Incertidumbres y riesgos futuros

Ante esta presentación gris y poco ambiciosa, la incertidumbre acerca del futuro de Cali se intensifica, para ello , nacen estas preguntas.

  1. ¿Cómo garantizar la continuidad sin un compromiso normativo fuerte y mecanismos de seguimiento vinculantes?
  1. ¿De qué manera se incorporará a largo plazo la ciudadanía organizada y a las comunidades históricamente vulnerables, incluidas afro e indígenas?
  1. ¿Estamos ante una hoja de ruta que podrá enfrentar la compleja realidad metropolitana y potenciar realmente el desarrollo económico, social y ambiental?
  1. Podrán entender que AMSO es equivocado y debe revocarse para liderar una ASOCIACION DE MUNICIPIOS, que marquen un verdadero derrotero planificador , minimo duplicar el PIB per capita tercermundista de US 7.000 , para igualarse con Santiago de Chile, San Jose de Costa Rica o Montevideo.
  1. La coyuntura social post estallido exige respuestas urgentes en equidad y gobernanza, ¿cómo lo hará Cali 500+ ante la ausencia de diagnósticos y estrategias específicas?

Cali 500+, si no rectifica, qepd

Es un esfuerzo de diálogo multisectorial impulsado por la Alcaldía y aliados privados, que busca delinear una visión compartida de largo plazo, con  insuficiencias graves en profundidad, liderazgo y enfoque. La falta de una visión metropolitana robusta, de sostenibilidad jurídica y social realista, y de respuesta a la crisis social emergente plantea un panorama incierto para el desarrollo real de la ciudad.

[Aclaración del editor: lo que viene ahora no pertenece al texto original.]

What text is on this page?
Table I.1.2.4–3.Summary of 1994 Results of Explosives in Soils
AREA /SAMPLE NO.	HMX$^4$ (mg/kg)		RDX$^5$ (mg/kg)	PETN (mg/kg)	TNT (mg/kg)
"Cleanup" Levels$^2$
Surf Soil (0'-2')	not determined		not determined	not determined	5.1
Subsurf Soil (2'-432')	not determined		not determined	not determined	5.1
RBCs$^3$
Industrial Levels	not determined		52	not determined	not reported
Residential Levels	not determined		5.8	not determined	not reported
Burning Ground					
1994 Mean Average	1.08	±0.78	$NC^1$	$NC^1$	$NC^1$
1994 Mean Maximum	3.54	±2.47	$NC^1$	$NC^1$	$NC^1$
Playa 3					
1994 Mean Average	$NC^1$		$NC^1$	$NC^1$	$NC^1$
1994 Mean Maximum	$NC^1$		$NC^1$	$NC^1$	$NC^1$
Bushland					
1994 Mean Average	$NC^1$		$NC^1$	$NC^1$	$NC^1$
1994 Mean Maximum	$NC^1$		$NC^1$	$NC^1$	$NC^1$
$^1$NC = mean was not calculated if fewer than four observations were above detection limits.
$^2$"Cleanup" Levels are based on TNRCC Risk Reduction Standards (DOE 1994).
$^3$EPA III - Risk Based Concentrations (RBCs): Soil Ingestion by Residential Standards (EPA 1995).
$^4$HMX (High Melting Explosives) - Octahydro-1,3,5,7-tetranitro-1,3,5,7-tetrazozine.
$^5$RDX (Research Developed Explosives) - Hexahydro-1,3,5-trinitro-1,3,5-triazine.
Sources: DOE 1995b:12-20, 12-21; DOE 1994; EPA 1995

Si Cali aspira a un futuro próspero y justo que honre su historia, será indispensable revisar proyectando otra economía , ante demandas sociales reales del territorio, y asegurar compromisos legales claros y sostenibles que trasciendan administraciones y sectores.

“Un ejercicio de buena voluntad, escasa concreción, frustración, y estrechamiento del potencial caleño en sus próximos años decisivos”.